Girls being girls: Maria Farrar

Overview

Ota Fine Arts is pleased to present Girls being girls, a solo exhibition by artist, Maria Farrar. This is her second solo presentation in Shanghai and will feature 12 new paintings. Born to a Filipina mother and an English father, Farrar lived in Japan from the age of 2 to 15 and now lives and works in London.

 

Farrar captures the life of women by excavating images of parallel cultures and events from her adolescence through today. With her use of vivid colours, she depicts motifs from daily life and memorable scenes, and animal or pastry forms that interest her. In her last exhibition Overseas, using a rainbow popsicle palette, she told a story of women living in foreign countries, their loneliness and strength that could be seen in the Filipina women's community.

 

The exhibition title, "Girls being girls" is a turn from the original phrase 'girls will be girls' that contains a certain resignation or acceptance of gender-specific behavior. By changing it to the present participle tense, Farrar brings the word back to the moment before any judgment on gender is made.

 

“I looked at girlhood as a metaphysical concept, not one defined only by age or appearance. The word ‘girl’ in ‘stop being a girl’, ‘girls will be girls’, ‘big girls don’t cry’ is an idea, and I tried to give it some sort of physical shape. And I asked whilst painting, when does girlhood begin, and when does it end? And does it ever end?”

 

In her new paintings, prevalent and recurrent motifs in the artist’s work such as high heels and make-up tools are interwoven with a variety of thematic images. The obsession with the contents of a smartphone, the gesture of involuntary tears at broken glass, create scenes that question this idea of "girlhood". Key colours of black, white and red echo throughout the exhibition, and were consciously selected to create a striking and an apparent contrast in each painting.

 

Farrar emphasizes the importance of the contrast in the painting that shares the same title as the exhibition. “The reason this painting is key to the show is because it represents contrasts: in terms of colour and form, bright is counteracted by dark, and sharp angles are contrasted with soft fuzzy.
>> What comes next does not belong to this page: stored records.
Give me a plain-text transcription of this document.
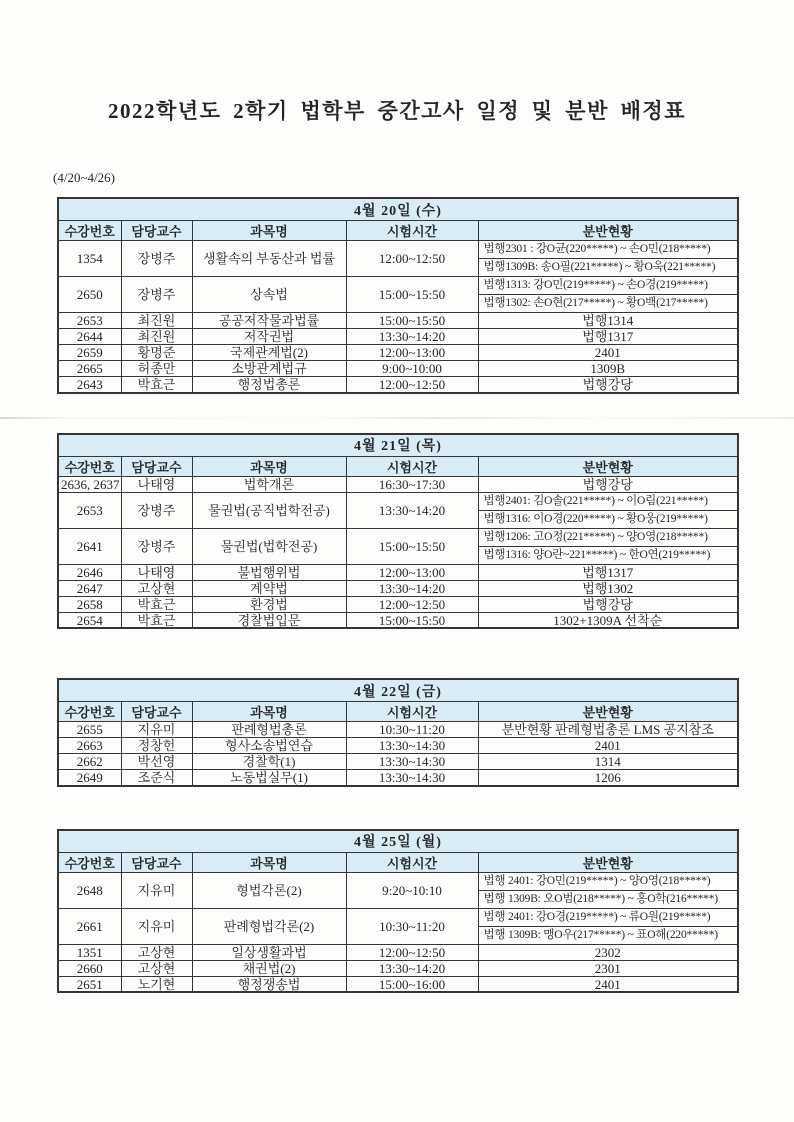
2022학년도 2학기 법학부 중간고사 일정 및 분반 배정표
(4/20~4/26)
4월 20일 (수)				
수강번호	담당교수	과목명	시험시간	분반현황
1354	장병주	생활속의 부동산과 법률	12:00~12:50	법행2301 : 강O균(220*****) ~ 손O민(218*****)
				법행1309B: 송O필(221*****) ~ 황O욱(221*****)
2650	장병주	상속법	15:00~15:50	법행1313: 강O민(219*****) ~ 손O경(219*****)
				법행1302: 손O현(217*****) ~ 황O백(217*****)
2653	최진원	공공저작물과법률	15:00~15:50	법행1314
2644	최진원	저작권법	13:30~14:20	법행1317
2659	황명준	국제관계법(2)	12:00~13:00	2401
2665	허종만	소방관계법규	9:00~10:00	1309B
2643	박효근	행정법총론	12:00~12:50	법행강당
4월 21일 (목)				
수강번호	담당교수	과목명	시험시간	분반현황
2636, 2637	나태영	법학개론	16:30~17:30	법행강당
2653	장병주	물권법(공직법학전공)	13:30~14:20	법행2401: 김O솔(221*****) ~ 이O림(221*****)
				법행1316: 이O경(220*****) ~ 황O웅(219*****)
2641	장병주	물권법(법학전공)	15:00~15:50	법행1206: 고O정(221*****) ~ 양O영(218*****)
				법행1316: 양O란~221*****) ~ 한O연(219*****)
2646	나태영	불법행위법	12:00~13:00	법행1317
2647	고상현	계약법	13:30~14:20	법행1302
2658	박효근	환경법	12:00~12:50	법행강당
2654	박효근	경찰법입문	15:00~15:50	1302+1309A 선착순
4월 22일 (금)				
수강번호	담당교수	과목명	시험시간	분반현황
2655	지유미	판례형법총론	10:30~11:20	분반현황 판례형법총론 LMS 공지참조
2663	정창헌	형사소송법연습	13:30~14:30	2401
2662	박선영	경찰학(1)	13:30~14:30	1314
2649	조준식	노동법실무(1)	13:30~14:30	1206
4월 25일 (월)				
수강번호	담당교수	과목명	시험시간	분반현황
2648	지유미	형법각론(2)	9:20~10:10	법행 2401: 강O민(219*****) ~ 양O영(218*****)
				법행 1309B: 오O범(218*****) ~ 홍O학(216*****)
2661	지유미	판례형법각론(2)	10:30~11:20	법행 2401: 강O경(219*****) ~ 류O원(219*****)
				법행 1309B: 맹O우(217*****) ~ 표O해(220*****)
1351	고상현	일상생활과법	12:00~12:50	2302
2660	고상현	채권법(2)	13:30~14:20	2301
2651	노기현	행정쟁송법	15:00~16:00	2401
In terms of story, where there is a protagonist there is an antagonist. There is a sense of ‘us’ and ‘them’. I contrasted love with exclusion, envy with sisterhood; greed with sharing; and innocence with a sense of foreboding.”

 

Through her deliberate choice of colours and depiction of scenes, Farrar articulates her thoughts about girlhood in the self and finds it a constant in her work - something that can emerge and disappear at any moment, regardless of when or who it is, and questions the viewers whether she is alone in this, or maybe there is that sense in everyone?